At the rally, the blue, red and white flame, the FN’s historic logo, was nowhere to be seen. Even the words “Front National” had deserted the posters, which were instead plastered with “in the name of the people” slogans beneath Marine’s name and large smile. But everyone wears a blue rose at the buttonhole. “It’s the synthesis between the left’s rose and the right’s blue colour”, Pfeiffer said. “The symbol of the impossible becoming possible.” So, neither left nor right? I ask, echoing Macron’s campaign appeal. “Or both left and right”, Pfeiffer answered with a grin.

This nationwide rebranding follows years of efforts to polish the party’s jackass image, forged by decades of xenophobic, racist and anti-Semitic declarations by Le Pen Sr. His daughter evicted him from the party in 2015.

Still, Le Pen’s main pledges revolve around the same issue her father obsessed over - immigration. The resources spent on "dealing with migrants" will, Le Pen promises, be redirected to address the concerns of "the French people". Unemployment, which has been hovering at 10 per cent for years, is very much one of them. Moselle's damaged job market is a booster for the FN - between 10 and 12 per cent of young people are unemployed.

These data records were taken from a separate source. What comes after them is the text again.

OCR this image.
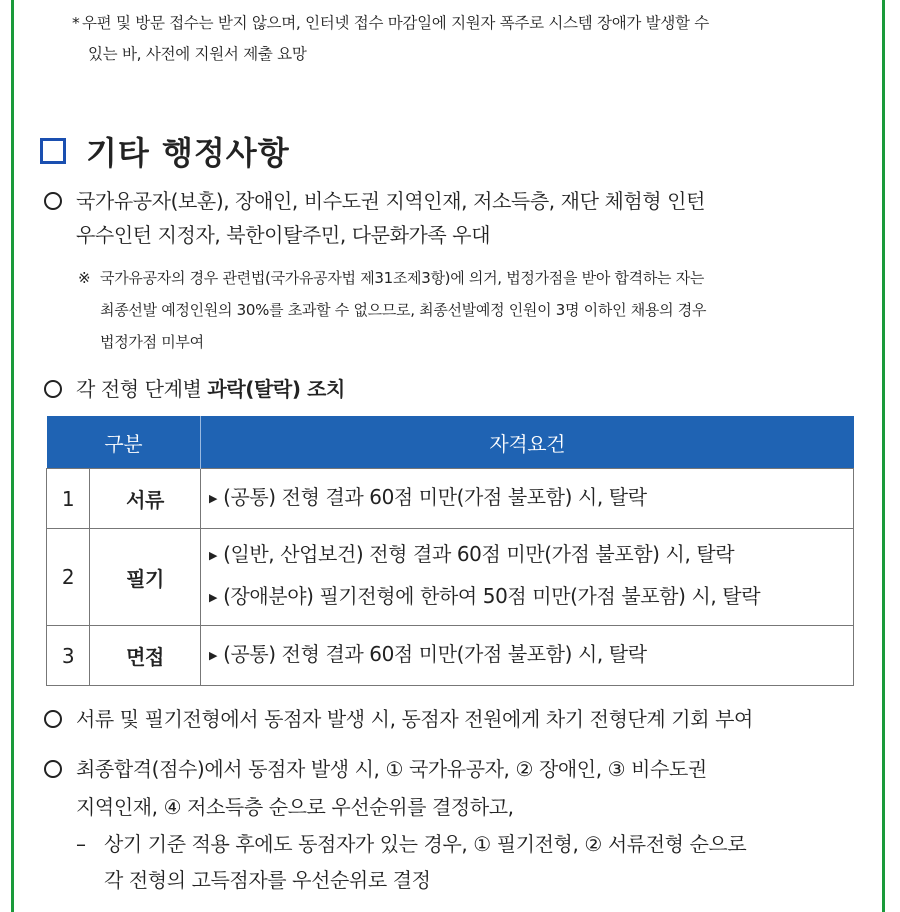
* 우편 및 방문 접수는 받지 않으며, 인터넷 접수 마감일에 지원자 폭주로 시스템 장애가 발생할 수
있는 바, 사전에 지원서 제출 요망
기타 행정사항
국가유공자(보훈), 장애인, 비수도권 지역인재, 저소득층, 재단 체험형 인턴
우수인턴 지정자, 북한이탈주민, 다문화가족 우대
※ 국가유공자의 경우 관련법(국가유공자법 제31조제3항)에 의거, 법정가점을 받아 합격하는 자는
최종선발 예정인원의 30%를 초과할 수 없으므로, 최종선발예정 인원이 3명 이하인 채용의 경우
법정가점 미부여
각 전형 단계별 과락(탈락) 조치
구분		자격요건
1	서류	▶ (공통) 전형 결과 60점 미만(가점 불포함) 시, 탈락

2	필기	▶ (일반, 산업보건) 전형 결과 60점 미만(가점 불포함) 시, 탈락
▶ (장애분야) 필기전형에 한하여 50점 미만(가점 불포함) 시, 탈락

3	면접	▶ (공통) 전형 결과 60점 미만(가점 불포함) 시, 탈락
서류 및 필기전형에서 동점자 발생 시, 동점자 전원에게 차기 전형단계 기회 부여
최종합격(점수)에서 동점자 발생 시, ① 국가유공자, ② 장애인, ③ 비수도권
지역인재, ④ 저소득층 순으로 우선순위를 결정하고,
– 상기 기준 적용 후에도 동점자가 있는 경우, ① 필기전형, ② 서류전형 순으로
각 전형의 고득점자를 우선순위로 결정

Yet the two phenomena cannot always rationally be linked. The female FN supporters I met candidly admitted they drove from France to Luxembourg every day for work and, like many locals, often went shopping in Germany. Yet they hoped to see the candidate of “Frexit” enter the Elysee palace in May. “We've never had problems to work in Luxembourg. Why would that change?” asked Bertrand. (Le Pen's “144 campaign pledges” promise frontier workers “special measures” to cross the border once out of the Schengen area, which sounds very much like the concept of the Schengen area itself.)

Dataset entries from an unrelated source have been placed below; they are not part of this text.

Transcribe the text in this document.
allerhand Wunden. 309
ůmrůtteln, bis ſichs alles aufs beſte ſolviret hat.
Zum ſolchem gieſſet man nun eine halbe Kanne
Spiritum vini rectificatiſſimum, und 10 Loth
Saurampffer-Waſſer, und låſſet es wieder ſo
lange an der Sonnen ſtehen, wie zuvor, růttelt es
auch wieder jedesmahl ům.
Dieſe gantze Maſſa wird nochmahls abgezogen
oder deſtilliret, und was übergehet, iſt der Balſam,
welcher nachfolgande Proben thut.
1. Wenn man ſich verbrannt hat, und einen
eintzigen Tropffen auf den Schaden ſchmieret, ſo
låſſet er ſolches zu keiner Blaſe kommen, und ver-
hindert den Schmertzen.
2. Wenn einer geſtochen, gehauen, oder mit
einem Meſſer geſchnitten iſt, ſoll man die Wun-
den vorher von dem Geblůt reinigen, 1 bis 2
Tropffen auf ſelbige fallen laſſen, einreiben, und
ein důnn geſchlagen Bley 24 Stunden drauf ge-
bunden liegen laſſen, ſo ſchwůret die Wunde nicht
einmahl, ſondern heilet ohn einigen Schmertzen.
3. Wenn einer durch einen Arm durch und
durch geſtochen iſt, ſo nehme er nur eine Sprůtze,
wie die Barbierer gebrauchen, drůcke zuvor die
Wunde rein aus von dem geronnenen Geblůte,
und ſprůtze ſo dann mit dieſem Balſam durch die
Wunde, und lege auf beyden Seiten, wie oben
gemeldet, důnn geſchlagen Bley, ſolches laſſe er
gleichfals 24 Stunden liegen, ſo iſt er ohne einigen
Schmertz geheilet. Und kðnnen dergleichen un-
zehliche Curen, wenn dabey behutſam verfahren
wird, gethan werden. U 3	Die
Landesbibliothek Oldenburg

Grégoire Laloux, 21, studied history at the University of Metz. He didn't believe in the European Union. “Countries have their own interests. There are people, but no European people,” he said. “Marine is different because she defends patriotism, sovereignty, French greatness and French history.” He compared Le Pen to Richelieu, the cardinal who made Louis XIV's absolute monarchy possible:  “She, too, wants to build a modern state.”

French populists are quick to link the country's current problems to immigration, and these FN supporters were no exception. “With 7m poor and unemployed, we can't accept all the world's misery,” Olivier Musci, 24, a grandchild of Polish and Italian immigrants, told me. “Those we welcome must serve the country and be proud to be here.”

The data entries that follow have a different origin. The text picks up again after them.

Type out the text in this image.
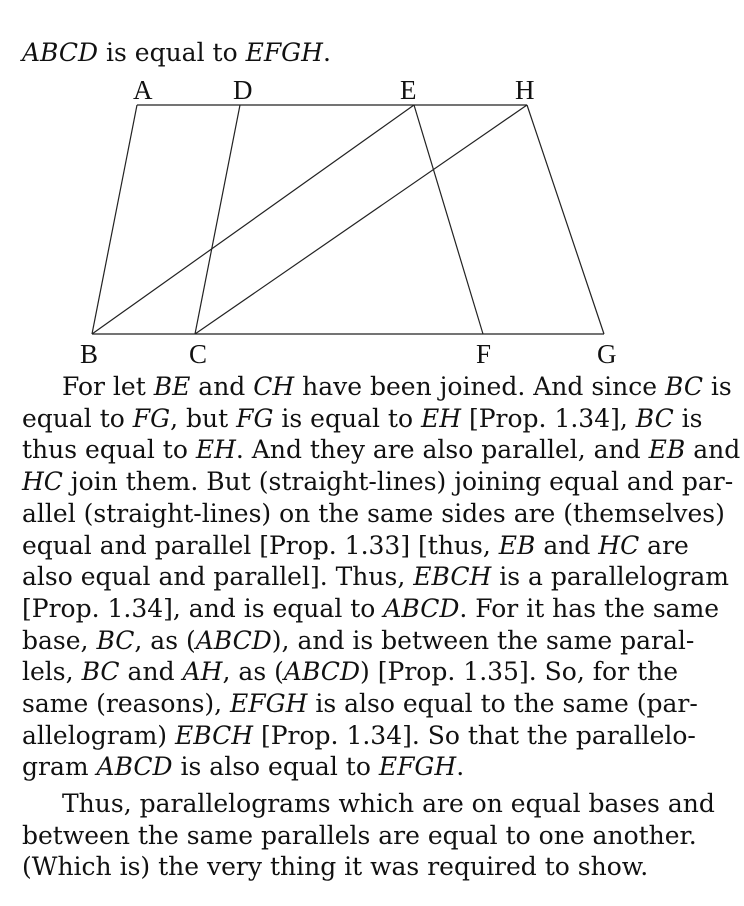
ABCD is equal to EFGH.
A	D	E	H
B	C	F	G
For let BE and CH have been joined. And since BC is
equal to FG, but FG is equal to EH [Prop. 1.34], BC is
thus equal to EH. And they are also parallel, and EB and
HC join them. But (straight-lines) joining equal and par-
allel (straight-lines) on the same sides are (themselves)
equal and parallel [Prop. 1.33] [thus, EB and HC are
also equal and parallel]. Thus, EBCH is a parallelogram
[Prop. 1.34], and is equal to ABCD. For it has the same
base, BC, as (ABCD), and is between the same paral-
lels, BC and AH, as (ABCD) [Prop. 1.35]. So, for the
same (reasons), EFGH is also equal to the same (par-
allelogram) EBCH [Prop. 1.34]. So that the parallelo-
gram ABCD is also equal to EFGH.
Thus, parallelograms which are on equal bases and
between the same parallels are equal to one another.
(Which is) the very thing it was required to show.
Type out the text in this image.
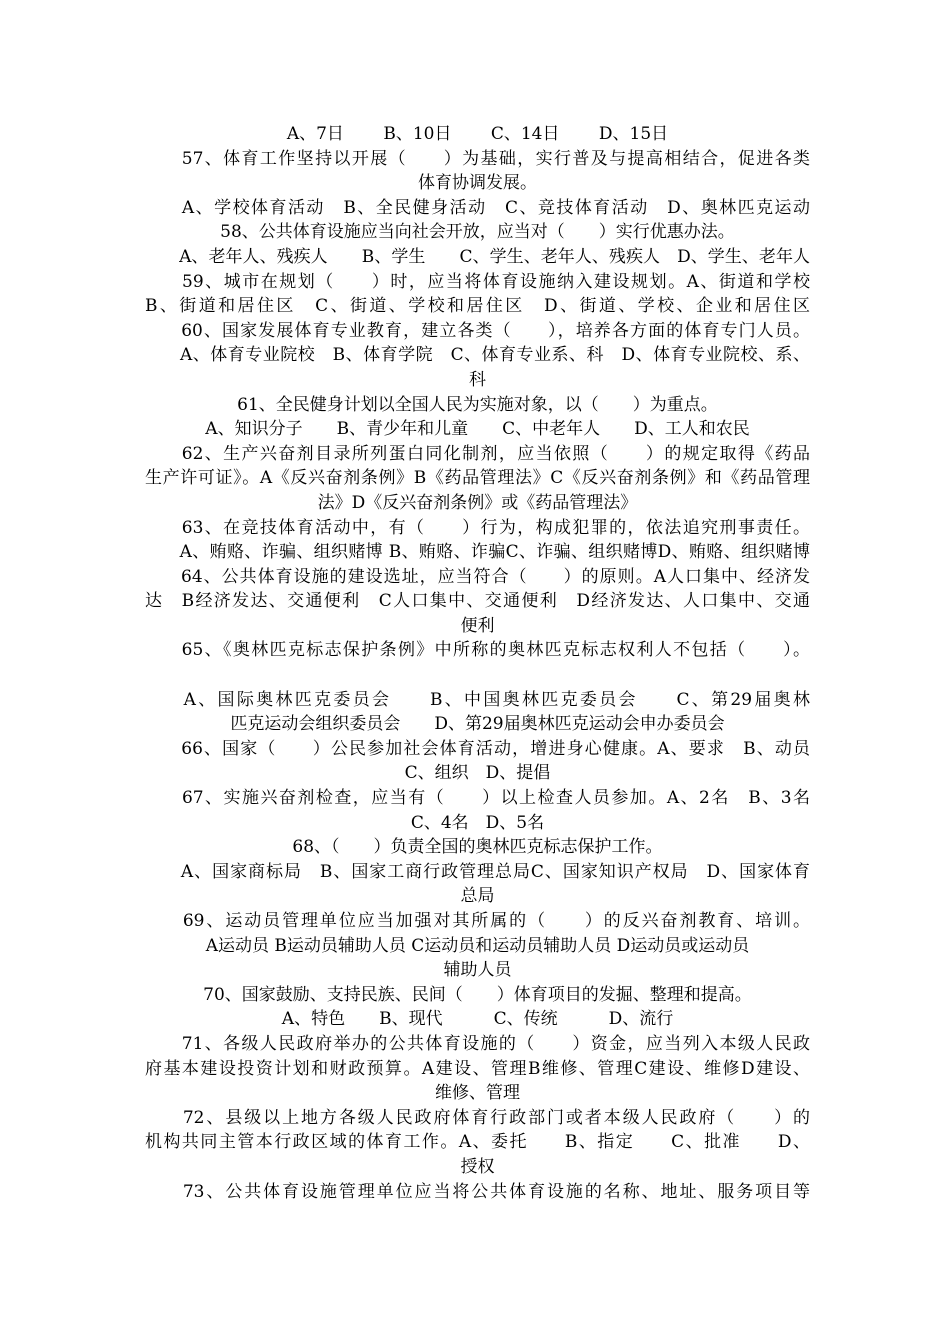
A、7日　　 B、10日　　 C、14日　　 D、15日
　　57、体育工作坚持以开展（　　）为基础，实行普及与提高相结合，促进各类
体育协调发展。
　　A、学校体育活动　B、全民健身活动　C、竞技体育活动　D、奥林匹克运动
58、公共体育设施应当向社会开放，应当对（　　）实行优惠办法。
　　A、老年人、残疾人　　B、学生　　C、学生、老年人、残疾人　D、学生、老年人
　　59、城市在规划（　　）时，应当将体育设施纳入建设规划。A、街道和学校
B、街道和居住区　C、街道、学校和居住区　D、街道、学校、企业和居住区
　　60、国家发展体育专业教育，建立各类（　　），培养各方面的体育专门人员。
　　A、体育专业院校　B、体育学院　C、体育专业系、科　D、体育专业院校、系、
科
61、全民健身计划以全国人民为实施对象，以（　　）为重点。
A、知识分子　　B、青少年和儿童　　C、中老年人　　D、工人和农民
　　62、生产兴奋剂目录所列蛋白同化制剂，应当依照（　　）的规定取得《药品
生产许可证》。A《反兴奋剂条例》B《药品管理法》C《反兴奋剂条例》和《药品管理
法》D《反兴奋剂条例》或《药品管理法》
　　63、在竞技体育活动中，有（　　）行为，构成犯罪的，依法追究刑事责任。
　　A、贿赂、诈骗、组织赌博 B、贿赂、诈骗C、诈骗、组织赌博D、贿赂、组织赌博
　　64、公共体育设施的建设选址，应当符合（　　）的原则。A人口集中、经济发
达　B经济发达、交通便利　C人口集中、交通便利　D经济发达、人口集中、交通
便利
　　65、《奥林匹克标志保护条例》中所称的奥林匹克标志权利人不包括（　　）。
　　A、国际奥林匹克委员会　　B、中国奥林匹克委员会　　C、第29届奥林
匹克运动会组织委员会　　D、第29届奥林匹克运动会申办委员会
　　66、国家（　　）公民参加社会体育活动，增进身心健康。A、要求　B、动员
C、组织　D、提倡
　　67、实施兴奋剂检查，应当有（　　）以上检查人员参加。A、2名　B、3名
C、4名　D、5名
68、（　　）负责全国的奥林匹克标志保护工作。
　　A、国家商标局　B、国家工商行政管理总局C、国家知识产权局　D、国家体育
总局
　　69、运动员管理单位应当加强对其所属的（　　）的反兴奋剂教育、培训。
A运动员 B运动员辅助人员 C运动员和运动员辅助人员 D运动员或运动员
辅助人员
70、国家鼓励、支持民族、民间（　　）体育项目的发掘、整理和提高。
A、特色　　B、现代　　　C、传统　　　D、流行
　　71、各级人民政府举办的公共体育设施的（　　）资金，应当列入本级人民政
府基本建设投资计划和财政预算。A建设、管理B维修、管理C建设、维修D建设、
维修、管理
　　72、县级以上地方各级人民政府体育行政部门或者本级人民政府（　　）的
机构共同主管本行政区域的体育工作。A、委托　　B、指定　　C、批准　　D、
授权
　　73、公共体育设施管理单位应当将公共体育设施的名称、地址、服务项目等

Lola echoed this call for more assimilation. “At our shopping centre, everyone speaks Arabic now," she said. "People have spat on us, thrown pebbles at us because we're lesbians. But I'm in my country and I have the right to do what I want.” When I asked if the people who attacked them were migrants, she was not so sure. “Let's say, they weren't white.”

Trump promised to “Make America Great Again”. To where would Le Pen's France return? Would it be sovereign again? White again? French again? Ruled by absolutism again? She has blurred enough lines to seduce voters her father never could – the young, the gay, the left-wingers. At the end of his speech, under the rebranded banners, Philippot invited the audience to sing La Marseillaise with him. And in one voice they did: “To arms citizens! Form your battalions! March, march, let impure blood, water our furrows...” The song is the same as the one I knew growing up. But it seemed to me, this time, a more sinister tune.